KPMG mise sur l’international dans sa stratégie RH



Géraldine Hassler (DRH) prépare l’arrivée des «new joiners» depuis plus d’un an. (Photo: Nader Ghavami)

Géraldine Hassler (DRH) prépare l’arrivée des «new joiners» depuis plus d’un an. (Photo: Nader Ghavami)

Géraldine Hassler, DRH, et Thierry Ravasio, head of people chez KPMG Luxembourg, ne chôment pas. Chaque année, l’équipe RH du Big Four reçoit près de 11.000 CV. À l’occasion de l’arrivée de plus de 250 nouveaux venus, Paperjam décortique la stratégie de recrutement de l’entreprise.

Alors que la rentrée se profile, comment préparez-vous l’arrivée des nouveaux arrivants?

Géraldine Hassler. – «Les mois de septembre/octobre sont la période de l’année, où nous accueillons le plus grand nombre de jeunes diplômés qui débutent leur vie professionnelle chez nous. Mais attirer et accueillir de nouveaux talents ne se concentrent pas uniquement sur cette période. C’est une pratique qui s’étale tout au long de l’année afin de trouver le meilleur profil.

Une telle rentrée se prépare depuis un an. Alors que nous finalisons nos recrutements pour cette année, nous avons déjà ouvert ceux de septembre 2020.

Nos nouveaux collaborateurs sont accueillis lors d’une journée qui leur est dédiée, suivie d’un programme d’intégration tant dans nos bureaux qu’à l’étranger. Début octobre, nos nouveaux arrivants s’envoleront donc vers le Portugal. L’objectif étant de célébrer leur entrée chez KPMG et de leur permettre de créer leur premier réseau professionnel dans l’entreprise.
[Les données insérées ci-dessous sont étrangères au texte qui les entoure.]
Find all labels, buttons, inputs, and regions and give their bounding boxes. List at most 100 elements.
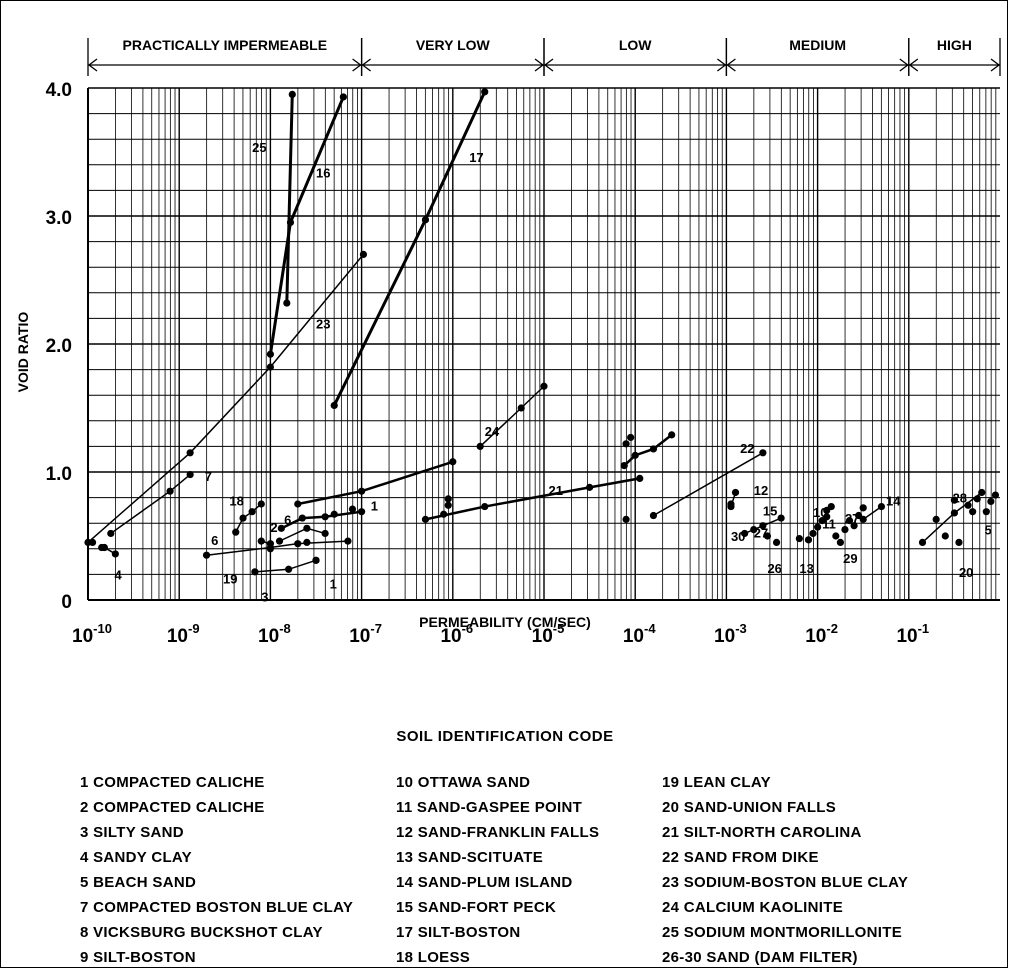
- data-point: [750, 526, 758, 534]
- point-label: 30: [731, 529, 745, 544]
- legend-item: 14 SAND-PLUM ISLAND: [396, 874, 573, 891]
- series-label: 23: [316, 317, 330, 332]
- series-line: [425, 477, 640, 521]
- legend-title: SOIL IDENTIFICATION CODE: [396, 728, 614, 745]
- data-point: [841, 526, 849, 534]
- data-point: [421, 216, 430, 224]
- data-point: [622, 440, 630, 448]
- data-point: [636, 474, 644, 482]
- data-point: [955, 538, 963, 547]
- data-point: [444, 495, 452, 503]
- data-point: [294, 540, 302, 548]
- grid-lines: [87, 87, 1000, 601]
- legend-item: 18 LOESS: [396, 949, 471, 966]
- data-point: [759, 522, 767, 530]
- series-label: 7: [205, 469, 212, 484]
- series-line: [87, 253, 365, 543]
- series-label: 14: [886, 493, 901, 508]
- range-arrowhead: [87, 58, 98, 72]
- data-point: [668, 431, 676, 439]
- data-point: [620, 462, 628, 470]
- series-line: [280, 510, 362, 530]
- series-label: 12: [754, 483, 768, 498]
- data-point: [344, 537, 352, 545]
- legend-item: 2 COMPACTED CALICHE: [80, 799, 265, 816]
- series-line: [653, 452, 764, 517]
- data-point: [809, 529, 817, 538]
- y-tick-label: 2.0: [46, 336, 72, 357]
- data-point: [232, 528, 240, 536]
- range-label: MEDIUM: [789, 37, 846, 53]
- data-point: [517, 404, 525, 412]
- point-label: 10: [813, 505, 827, 520]
- data-point: [266, 350, 274, 358]
- data-point: [741, 529, 749, 538]
- series-label: 2: [270, 520, 277, 535]
- legend-item: 1 COMPACTED CALICHE: [80, 774, 265, 791]
- data-point: [449, 458, 457, 466]
- range-arrowhead: [543, 58, 554, 72]
- data-point: [918, 538, 927, 547]
- data-point: [982, 508, 990, 516]
- range-arrowhead: [908, 58, 919, 72]
- data-point: [321, 529, 329, 538]
- series-line: [279, 527, 326, 542]
- data-point: [283, 299, 291, 307]
- series-label: 1: [371, 498, 378, 513]
- data-point: [795, 534, 803, 543]
- legend-item: 25 SODIUM MONTMORILLONITE: [662, 924, 902, 941]
- data-point: [266, 545, 274, 553]
- data-point: [359, 250, 368, 258]
- data-point: [421, 515, 430, 523]
- data-point: [804, 536, 813, 544]
- data-point: [476, 442, 484, 450]
- series-label: 3: [261, 589, 268, 604]
- data-point: [845, 517, 854, 525]
- legend-item: 20 SAND-UNION FALLS: [662, 799, 837, 816]
- series-label: 6: [284, 512, 291, 527]
- point-label: 13: [799, 561, 813, 576]
- legend-item: 4 SANDY CLAY: [80, 849, 192, 866]
- legend-column-1: 1 COMPACTED CALICHE 2 COMPACTED CALICHE 3 …: [80, 770, 353, 970]
- range-label: HIGH: [937, 37, 972, 53]
- point-label: 5: [984, 523, 991, 538]
- data-point: [481, 502, 489, 511]
- y-tick-label: 0: [61, 592, 72, 613]
- range-arrowhead: [361, 58, 371, 72]
- data-point: [991, 491, 1000, 499]
- point-label: 20: [959, 565, 973, 580]
- data-point: [312, 556, 320, 564]
- series-line: [206, 540, 348, 556]
- legend-item: 17 SILT-BOSTON: [396, 924, 521, 941]
- axis-ticks: 10-10 10-9 10-8 10-7 10-6 10-5 10-4 10-3 10-2 10-…: [46, 80, 930, 647]
- data-point: [950, 509, 959, 517]
- legend-item: 12 SAND-FRANKLIN FALLS: [396, 824, 600, 841]
- series-line: [110, 473, 191, 535]
- legend-item: 19 LEAN CLAY: [662, 774, 771, 791]
- series-label: 24: [485, 424, 500, 439]
- data-point: [772, 538, 781, 547]
- data-point: [759, 449, 767, 457]
- data-point: [836, 538, 845, 547]
- legend-item: 3 SILTY SAND: [80, 824, 184, 841]
- legend-item: 7 COMPACTED BOSTON BLUE CLAY: [80, 899, 354, 916]
- data-point: [631, 451, 639, 459]
- data-point: [987, 497, 995, 506]
- x-tick-label: 10-4: [623, 621, 656, 647]
- legend-item: 5 BEACH SAND: [80, 874, 197, 891]
- data-point: [827, 502, 835, 511]
- data-point: [731, 488, 740, 497]
- point-label: 11: [822, 516, 836, 531]
- data-point: [288, 90, 296, 98]
- data-point: [239, 514, 247, 522]
- data-point: [358, 487, 366, 495]
- data-point: [823, 513, 831, 521]
- data-point: [763, 532, 772, 540]
- x-axis-label: PERMEABILITY (CM/SEC): [419, 614, 591, 630]
- x-tick-label: 10-10: [72, 621, 112, 647]
- range-arrowhead: [534, 58, 545, 72]
- series-label: 21: [549, 483, 563, 498]
- data-point: [649, 445, 658, 453]
- series-label: 4: [114, 568, 122, 583]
Nous avons une belle équipe de formateurs qui accompagne les nouveaux arrivants.
Thierry Ravasio

Thierry Ravasio,  head of people,  KPMG Luxembourg

De plus, en fonction du type de métier qu’ils seront amenés à exercer, ils reçoivent des formations dédiées pour l’acquisition de connaissances sur les différentes matières qui les occuperont dans leur travail de tous les jours auprès de nos clients.

Thierry Ravasio. – «Nous partons plus loin et avec un peu plus de soleil qu’avant, car cela est plus facile qu’il y a quelques années grâce à l’aéroport de Luxembourg. Mais cela a toujours existé chez nous, pour façonner l’esprit d’équipe et le sentiment de groupe. Nous avons une belle équipe de formateurs qui accompagne les nouveaux arrivants. Ce sont des managers et des associés, une équipe HR et des acteurs-clés du leadership qui viennent ponctuellement pour amener une touche stratégique à l’événement.

Recruter plus de 400 personnes par an est un travail de titan. Comment faites-vous pour dénicher les bons profils?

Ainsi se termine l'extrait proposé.